The New Jersey Supreme Court recently answered a question of law certified to it by the Third Circuit Court of Appeals, and held that the made-whole doctrine “does not apply to first-dollar risk, such as a self-insured retention or deductible, that is allocated to an insured under an insurance policy.” See City of Asbury Park v. Star Ins. Co., __ A.3d __, 2020 WL 3493526 (N.J. Jun 29, 2020). In other words, when the amount recovered in a subrogation action is insufficient to reimburse both the insurer’s loss and the insured’s self-insured retention or deductible, the insurer has priority to the proceeds.

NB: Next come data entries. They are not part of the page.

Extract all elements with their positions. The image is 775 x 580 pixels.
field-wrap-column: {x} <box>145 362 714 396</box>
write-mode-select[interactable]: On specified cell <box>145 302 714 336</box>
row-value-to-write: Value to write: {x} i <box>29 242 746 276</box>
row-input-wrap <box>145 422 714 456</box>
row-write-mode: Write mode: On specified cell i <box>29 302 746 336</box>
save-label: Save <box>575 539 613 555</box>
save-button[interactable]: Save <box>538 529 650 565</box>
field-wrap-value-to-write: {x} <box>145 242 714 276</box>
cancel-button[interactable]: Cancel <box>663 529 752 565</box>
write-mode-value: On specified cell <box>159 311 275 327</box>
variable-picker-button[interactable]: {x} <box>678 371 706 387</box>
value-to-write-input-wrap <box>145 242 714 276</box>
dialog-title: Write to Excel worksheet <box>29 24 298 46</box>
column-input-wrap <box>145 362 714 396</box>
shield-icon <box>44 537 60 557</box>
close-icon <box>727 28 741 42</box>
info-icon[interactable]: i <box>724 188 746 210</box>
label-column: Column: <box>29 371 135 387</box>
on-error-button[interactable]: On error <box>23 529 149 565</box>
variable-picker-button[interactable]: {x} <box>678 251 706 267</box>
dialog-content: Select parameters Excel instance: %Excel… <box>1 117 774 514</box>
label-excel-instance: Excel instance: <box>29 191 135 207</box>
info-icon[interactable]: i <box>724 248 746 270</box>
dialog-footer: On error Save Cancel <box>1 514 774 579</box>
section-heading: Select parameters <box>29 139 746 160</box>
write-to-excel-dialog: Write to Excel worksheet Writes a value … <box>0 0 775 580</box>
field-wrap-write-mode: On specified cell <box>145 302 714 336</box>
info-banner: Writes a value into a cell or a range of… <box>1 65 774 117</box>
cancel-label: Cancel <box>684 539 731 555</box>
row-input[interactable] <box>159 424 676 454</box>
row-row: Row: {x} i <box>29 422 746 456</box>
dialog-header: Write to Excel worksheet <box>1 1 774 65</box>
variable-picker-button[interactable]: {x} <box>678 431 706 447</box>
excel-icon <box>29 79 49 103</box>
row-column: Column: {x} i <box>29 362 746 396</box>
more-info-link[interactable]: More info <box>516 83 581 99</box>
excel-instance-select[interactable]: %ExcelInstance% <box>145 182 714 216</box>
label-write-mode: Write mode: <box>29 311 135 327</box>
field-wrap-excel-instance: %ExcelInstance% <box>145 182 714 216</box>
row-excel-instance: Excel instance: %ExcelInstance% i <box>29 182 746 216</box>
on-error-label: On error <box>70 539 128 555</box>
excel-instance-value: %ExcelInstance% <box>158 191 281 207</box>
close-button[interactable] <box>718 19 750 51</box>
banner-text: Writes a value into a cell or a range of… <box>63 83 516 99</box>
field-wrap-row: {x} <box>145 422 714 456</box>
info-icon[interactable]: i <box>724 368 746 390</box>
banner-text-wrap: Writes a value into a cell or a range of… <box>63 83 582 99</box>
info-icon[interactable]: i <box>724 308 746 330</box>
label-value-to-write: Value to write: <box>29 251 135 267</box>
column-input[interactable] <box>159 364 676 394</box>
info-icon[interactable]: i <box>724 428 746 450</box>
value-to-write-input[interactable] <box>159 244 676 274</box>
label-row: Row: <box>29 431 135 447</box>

In the underlying dispute, a city firefighter had filed a claim against the city for worker’s compensation related to injuries he suffered in the line of duty. The city’s insurance policy contained a $400,000 self-insured retention endorsement, and the city therefore paid $400,000 to the firefighter and Star paid the remainder of his claim, about $2.6 million.
The firefighter also brought suit against a third-party for the same injuries and obtained a $2.7 million settlement. The insurer and the city asserted liens against that settlement to recover the amounts they had paid for the firefighter’s claim. Ultimately, the parties agreed that the firefighter would set aside almost $1 million from his settlement to partially compensate the insurer and the city. The city sought to recover the $400,000 self-insured retention payment before the insurer was permitted to recover anything from the amount set aside. The city asserted that the made-whole doctrine applied to this dispute, which requires that an insured be fully compensated for all of its loss before the insurer may enforce its subrogation rights.
District Court Decision and Appeal
The federal District Court held that the made-whole doctrine is a gap filler that only applies where the policy is ambiguous about the priority of recovery, and that a self-insured retention indicates that the parties have already indicated the order of recovery. The city appealed to the Third Circuit Court of Appeals, and in the absence of clearly dispositive authority in New Jersey law, the Third Circuit requested that the New Jersey Supreme Court resolve the question of whether the made-whole doctrine applies to first-dollar risk that is allocated to an insured under an insurance policy.
The city advocated to the Court that, absent express terms granting the insurer priority of recovery over the insured, the made-whole principle applies and the insured must be made whole before the insurer may recover its losses. The insurer, by contrast, argued that to permit the insured to recover the self-insured retention before the insurer recovered its full payment would effectively write a first-dollar risk policy for the insured where the insured had not paid for a policy that covered first-dollar risk.
New Jersey Supreme Court Decision
Justice Fernandez-Vina, writing for the Court, answered the Third Circuit’s certified question in a June 29 opinion reasoning that applying the made-whole doctrine to a self-insured retention provision would improperly override the parties’ contractual agreement. Because a self-insured retention or deductible is the amount of risk that the insured has agreed to assume in exchange for a lower premium cost, allowing the insured to recover the self-insured retention amount would effectively negate the parties’ agreed allocation of risk. The Court cautioned, however, that a determination of the proper priority will depend on the language of the insurance contract at issue. Even though not every situation will produce the same results, now that the Supreme Court has provided guidance on this issue, insurers in the Garden State may be more aggressive in asserting their recovery rights when insureds recover from third parties following payment by the insurer in connection with the same injuries.